Ceci dit, nous poursuivons.)
[Note 1: Ceci est un colloque entre l'auteur et le lecteur anglais. Le

lecteur français n'a donc à y voir aucune personnalité à son endroit, et
peut se livrer sans respect humain à tous les entraînements de la
sensibilité. (Note du traducteur.)]
Pendant que Sambo plaçait dans la voiture les fleurs, les présents, les
malles et les boîtes à chapeaux de miss Sedley, ainsi qu'un coffre en
cuir bien petit, bien usé, sur lequel miss Sharp avait très-proprement
attaché son carton, et que M. Sambo tendit au cocher avec une grimace
à laquelle celui-ci répondit par un rire d'intelligence, l'heure du départ
arriva.
La douleur de ces derniers moments fut moins vive, grâce à l'admirable
discours que miss Pinkerton adressa à son élève: non que ce discours de
séparation disposât Amélia à des réflexions philosophiques ou qu'il
l'eût armée de calme contre les épreuves de la vie, ce qui formait la
conclusion du discours; mais c'est qu'il était d'une épaisseur, d'une
prétention, d'un ennui qui dépassait toute limite, et miss Sedley
craignait trop sa maîtresse de pension pour laisser percer aucune
marque d'impatience. Un gâteau à l'anis, une bouteille de vin, furent
apportés dans le salon, comme aux occasions solennelles des visites de
parents. Après avoir pris sa part de ces rafraîchissements, miss Sedley
put songer à partir.
«Voulez-vous entrer, Becky, et prendre congé de miss Pinkerton? dit
miss Jemima à une jeune fille à laquelle personne ne faisait attention, et
qui descendait l'escalier, tenant à la main son carton à bonnets.

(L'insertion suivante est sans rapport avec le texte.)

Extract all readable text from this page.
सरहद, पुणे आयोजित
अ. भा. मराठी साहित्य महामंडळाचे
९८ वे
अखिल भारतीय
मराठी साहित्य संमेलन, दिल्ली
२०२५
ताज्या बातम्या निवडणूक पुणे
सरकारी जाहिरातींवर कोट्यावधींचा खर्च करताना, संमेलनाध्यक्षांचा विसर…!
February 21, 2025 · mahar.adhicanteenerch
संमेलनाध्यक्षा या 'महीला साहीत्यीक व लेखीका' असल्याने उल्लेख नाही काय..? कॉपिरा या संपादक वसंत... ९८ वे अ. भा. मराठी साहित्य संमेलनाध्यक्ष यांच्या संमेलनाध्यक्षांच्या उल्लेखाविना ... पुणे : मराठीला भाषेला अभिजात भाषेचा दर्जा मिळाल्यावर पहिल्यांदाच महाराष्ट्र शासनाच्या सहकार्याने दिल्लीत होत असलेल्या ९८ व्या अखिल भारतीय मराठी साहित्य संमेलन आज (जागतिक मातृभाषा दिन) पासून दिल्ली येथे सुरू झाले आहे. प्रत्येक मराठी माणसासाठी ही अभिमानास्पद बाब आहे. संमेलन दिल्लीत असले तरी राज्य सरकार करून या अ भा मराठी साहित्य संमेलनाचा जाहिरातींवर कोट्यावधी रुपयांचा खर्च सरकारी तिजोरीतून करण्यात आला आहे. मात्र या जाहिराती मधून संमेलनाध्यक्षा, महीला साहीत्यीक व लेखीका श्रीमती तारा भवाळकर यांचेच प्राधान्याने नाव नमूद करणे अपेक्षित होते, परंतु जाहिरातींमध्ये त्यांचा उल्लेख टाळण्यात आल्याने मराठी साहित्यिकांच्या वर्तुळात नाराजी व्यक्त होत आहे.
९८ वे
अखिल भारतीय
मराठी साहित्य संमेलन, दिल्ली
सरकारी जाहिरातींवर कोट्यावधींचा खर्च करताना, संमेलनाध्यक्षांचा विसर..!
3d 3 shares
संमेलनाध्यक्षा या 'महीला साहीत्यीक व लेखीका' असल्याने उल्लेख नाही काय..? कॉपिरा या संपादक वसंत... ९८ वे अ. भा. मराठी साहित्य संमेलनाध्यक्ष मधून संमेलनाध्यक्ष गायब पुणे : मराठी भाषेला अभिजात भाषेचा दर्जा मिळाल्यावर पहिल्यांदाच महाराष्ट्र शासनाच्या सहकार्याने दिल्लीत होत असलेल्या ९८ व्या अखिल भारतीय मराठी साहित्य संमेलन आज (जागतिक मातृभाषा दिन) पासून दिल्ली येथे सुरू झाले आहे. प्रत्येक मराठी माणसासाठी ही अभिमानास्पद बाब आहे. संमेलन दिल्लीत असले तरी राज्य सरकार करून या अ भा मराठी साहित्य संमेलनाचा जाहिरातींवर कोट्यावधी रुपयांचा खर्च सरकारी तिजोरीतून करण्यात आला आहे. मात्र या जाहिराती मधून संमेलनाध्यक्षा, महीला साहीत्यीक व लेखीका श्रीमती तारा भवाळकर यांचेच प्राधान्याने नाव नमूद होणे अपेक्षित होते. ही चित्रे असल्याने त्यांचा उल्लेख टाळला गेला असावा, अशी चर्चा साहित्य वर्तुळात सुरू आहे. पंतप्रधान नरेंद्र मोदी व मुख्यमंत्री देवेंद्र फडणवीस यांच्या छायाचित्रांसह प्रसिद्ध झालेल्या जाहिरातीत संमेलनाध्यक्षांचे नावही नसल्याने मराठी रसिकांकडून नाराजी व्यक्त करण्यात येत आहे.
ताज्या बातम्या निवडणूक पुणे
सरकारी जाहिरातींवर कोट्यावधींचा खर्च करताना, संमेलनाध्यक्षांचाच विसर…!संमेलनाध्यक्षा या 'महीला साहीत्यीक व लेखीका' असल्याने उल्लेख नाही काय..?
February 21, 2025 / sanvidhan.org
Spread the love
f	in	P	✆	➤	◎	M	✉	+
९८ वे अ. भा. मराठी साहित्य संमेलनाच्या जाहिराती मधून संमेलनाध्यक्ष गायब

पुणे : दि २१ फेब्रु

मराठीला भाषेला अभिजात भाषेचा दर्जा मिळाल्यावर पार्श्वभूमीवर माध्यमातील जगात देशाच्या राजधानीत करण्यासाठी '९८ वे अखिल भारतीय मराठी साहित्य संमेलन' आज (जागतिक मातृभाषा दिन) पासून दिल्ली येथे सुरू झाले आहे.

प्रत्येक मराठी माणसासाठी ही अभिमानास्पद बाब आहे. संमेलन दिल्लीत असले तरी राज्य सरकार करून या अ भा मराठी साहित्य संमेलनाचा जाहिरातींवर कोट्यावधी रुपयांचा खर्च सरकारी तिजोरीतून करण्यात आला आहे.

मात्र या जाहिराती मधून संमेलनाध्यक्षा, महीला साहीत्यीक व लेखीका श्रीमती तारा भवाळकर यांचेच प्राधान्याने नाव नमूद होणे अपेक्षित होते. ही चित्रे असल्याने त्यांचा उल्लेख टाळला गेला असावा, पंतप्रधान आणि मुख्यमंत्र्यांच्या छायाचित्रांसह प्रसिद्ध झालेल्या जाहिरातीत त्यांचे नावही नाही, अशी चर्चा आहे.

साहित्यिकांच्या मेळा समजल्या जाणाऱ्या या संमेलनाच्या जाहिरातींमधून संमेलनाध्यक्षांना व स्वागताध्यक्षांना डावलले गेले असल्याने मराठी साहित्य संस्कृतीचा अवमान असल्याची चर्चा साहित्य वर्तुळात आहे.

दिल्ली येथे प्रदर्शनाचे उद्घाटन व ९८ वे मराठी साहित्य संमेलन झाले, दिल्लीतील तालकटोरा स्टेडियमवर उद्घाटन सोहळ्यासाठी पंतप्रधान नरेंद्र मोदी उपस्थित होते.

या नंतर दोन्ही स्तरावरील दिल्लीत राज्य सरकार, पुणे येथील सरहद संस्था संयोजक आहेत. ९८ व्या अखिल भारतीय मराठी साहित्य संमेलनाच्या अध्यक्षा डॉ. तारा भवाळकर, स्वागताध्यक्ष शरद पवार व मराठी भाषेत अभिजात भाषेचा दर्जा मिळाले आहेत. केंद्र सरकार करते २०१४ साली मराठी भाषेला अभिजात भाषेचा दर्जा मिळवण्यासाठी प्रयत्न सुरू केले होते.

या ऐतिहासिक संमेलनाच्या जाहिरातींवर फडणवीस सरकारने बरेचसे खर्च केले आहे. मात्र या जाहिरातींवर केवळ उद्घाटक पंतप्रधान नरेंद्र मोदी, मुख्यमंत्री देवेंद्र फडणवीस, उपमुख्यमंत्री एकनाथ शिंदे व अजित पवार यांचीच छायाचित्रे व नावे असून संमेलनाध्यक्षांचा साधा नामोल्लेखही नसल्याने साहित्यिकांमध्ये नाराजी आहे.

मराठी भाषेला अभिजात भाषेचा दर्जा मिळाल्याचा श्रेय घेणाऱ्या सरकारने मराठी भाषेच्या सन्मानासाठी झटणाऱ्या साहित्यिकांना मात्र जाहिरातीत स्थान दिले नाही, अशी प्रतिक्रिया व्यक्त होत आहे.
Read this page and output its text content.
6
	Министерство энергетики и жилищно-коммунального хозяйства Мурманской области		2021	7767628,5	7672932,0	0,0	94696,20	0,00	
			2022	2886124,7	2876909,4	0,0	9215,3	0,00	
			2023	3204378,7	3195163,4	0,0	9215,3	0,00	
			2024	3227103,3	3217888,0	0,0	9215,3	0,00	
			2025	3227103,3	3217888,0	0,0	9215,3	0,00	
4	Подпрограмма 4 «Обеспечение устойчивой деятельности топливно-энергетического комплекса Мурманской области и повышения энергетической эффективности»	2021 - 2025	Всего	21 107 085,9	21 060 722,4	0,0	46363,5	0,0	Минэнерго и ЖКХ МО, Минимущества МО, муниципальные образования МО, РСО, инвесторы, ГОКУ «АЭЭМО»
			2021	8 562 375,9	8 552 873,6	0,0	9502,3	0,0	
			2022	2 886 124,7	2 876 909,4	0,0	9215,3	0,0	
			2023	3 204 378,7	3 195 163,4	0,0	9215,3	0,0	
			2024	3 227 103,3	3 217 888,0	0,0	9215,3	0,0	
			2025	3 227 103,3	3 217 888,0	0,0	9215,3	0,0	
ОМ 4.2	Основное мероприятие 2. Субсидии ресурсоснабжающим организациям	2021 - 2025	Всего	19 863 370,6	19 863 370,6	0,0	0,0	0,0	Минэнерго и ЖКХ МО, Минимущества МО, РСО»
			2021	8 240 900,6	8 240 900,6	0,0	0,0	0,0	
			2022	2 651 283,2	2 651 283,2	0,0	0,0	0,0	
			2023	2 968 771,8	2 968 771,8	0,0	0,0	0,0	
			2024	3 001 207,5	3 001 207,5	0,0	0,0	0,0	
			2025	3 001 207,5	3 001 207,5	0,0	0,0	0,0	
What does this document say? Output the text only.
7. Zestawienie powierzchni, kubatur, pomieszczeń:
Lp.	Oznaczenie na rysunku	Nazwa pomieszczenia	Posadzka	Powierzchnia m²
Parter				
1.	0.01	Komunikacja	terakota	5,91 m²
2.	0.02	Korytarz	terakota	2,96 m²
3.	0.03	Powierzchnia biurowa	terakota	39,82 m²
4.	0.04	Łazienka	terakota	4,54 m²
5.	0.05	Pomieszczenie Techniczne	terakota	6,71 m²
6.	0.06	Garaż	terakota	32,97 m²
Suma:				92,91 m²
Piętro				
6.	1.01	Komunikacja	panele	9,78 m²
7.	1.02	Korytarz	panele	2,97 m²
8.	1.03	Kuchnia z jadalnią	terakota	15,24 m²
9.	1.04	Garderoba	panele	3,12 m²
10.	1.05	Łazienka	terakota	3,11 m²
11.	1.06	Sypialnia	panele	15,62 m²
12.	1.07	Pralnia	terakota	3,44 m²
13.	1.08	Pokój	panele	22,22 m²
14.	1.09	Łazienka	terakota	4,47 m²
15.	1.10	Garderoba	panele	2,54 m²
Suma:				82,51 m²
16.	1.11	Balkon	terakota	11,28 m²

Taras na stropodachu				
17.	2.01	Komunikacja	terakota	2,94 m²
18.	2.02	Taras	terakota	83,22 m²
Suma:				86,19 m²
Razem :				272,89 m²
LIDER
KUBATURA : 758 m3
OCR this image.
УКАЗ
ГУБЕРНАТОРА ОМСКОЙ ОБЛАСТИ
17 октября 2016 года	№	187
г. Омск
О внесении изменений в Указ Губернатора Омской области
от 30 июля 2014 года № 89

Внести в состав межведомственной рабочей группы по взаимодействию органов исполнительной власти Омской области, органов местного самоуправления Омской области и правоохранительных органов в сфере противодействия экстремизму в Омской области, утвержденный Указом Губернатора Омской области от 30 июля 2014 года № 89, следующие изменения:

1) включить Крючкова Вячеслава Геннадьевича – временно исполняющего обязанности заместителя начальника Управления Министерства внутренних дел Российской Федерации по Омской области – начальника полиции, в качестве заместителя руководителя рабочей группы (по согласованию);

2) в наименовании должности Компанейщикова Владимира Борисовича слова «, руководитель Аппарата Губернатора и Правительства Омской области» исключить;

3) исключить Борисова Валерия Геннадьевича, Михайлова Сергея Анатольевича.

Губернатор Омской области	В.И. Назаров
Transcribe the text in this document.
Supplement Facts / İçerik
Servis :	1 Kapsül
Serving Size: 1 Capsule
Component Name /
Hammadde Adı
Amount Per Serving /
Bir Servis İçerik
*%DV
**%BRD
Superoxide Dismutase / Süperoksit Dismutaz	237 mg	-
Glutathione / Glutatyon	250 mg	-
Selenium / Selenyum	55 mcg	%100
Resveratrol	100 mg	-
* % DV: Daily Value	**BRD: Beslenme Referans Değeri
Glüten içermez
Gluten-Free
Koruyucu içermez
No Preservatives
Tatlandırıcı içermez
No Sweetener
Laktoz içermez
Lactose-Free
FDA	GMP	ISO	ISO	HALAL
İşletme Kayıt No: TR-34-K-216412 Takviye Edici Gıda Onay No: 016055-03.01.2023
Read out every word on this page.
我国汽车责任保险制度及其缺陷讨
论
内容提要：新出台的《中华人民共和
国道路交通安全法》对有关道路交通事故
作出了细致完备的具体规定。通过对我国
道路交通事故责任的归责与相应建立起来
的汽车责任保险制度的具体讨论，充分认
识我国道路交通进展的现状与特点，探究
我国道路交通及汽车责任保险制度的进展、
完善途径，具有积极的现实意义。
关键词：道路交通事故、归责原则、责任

--Je le dois,» dit miss Sharp avec un grand calme et au grand
étonnement de miss Jemima.
Puis elle frappa à la porte, et, ayant reçu la permission d'entrer, elle
s'avança sans la moindre hésitation et dit en français, avec la plus
grande pureté d'accent: Mademoiselle, je viens vous faire mes adieux.
Miss Pinkerton ne comprenait rien au français, bien qu'elle dirigeât des
élèves qui l'entendaient. Elle se mordit les lèvres, releva sa vénérable
face ornée d'un nez à l'antique, et au sommet de laquelle se dessinait un
large et majestueux turban.

«Miss Sharp, dit-elle, je vous souhaite le bonjour.»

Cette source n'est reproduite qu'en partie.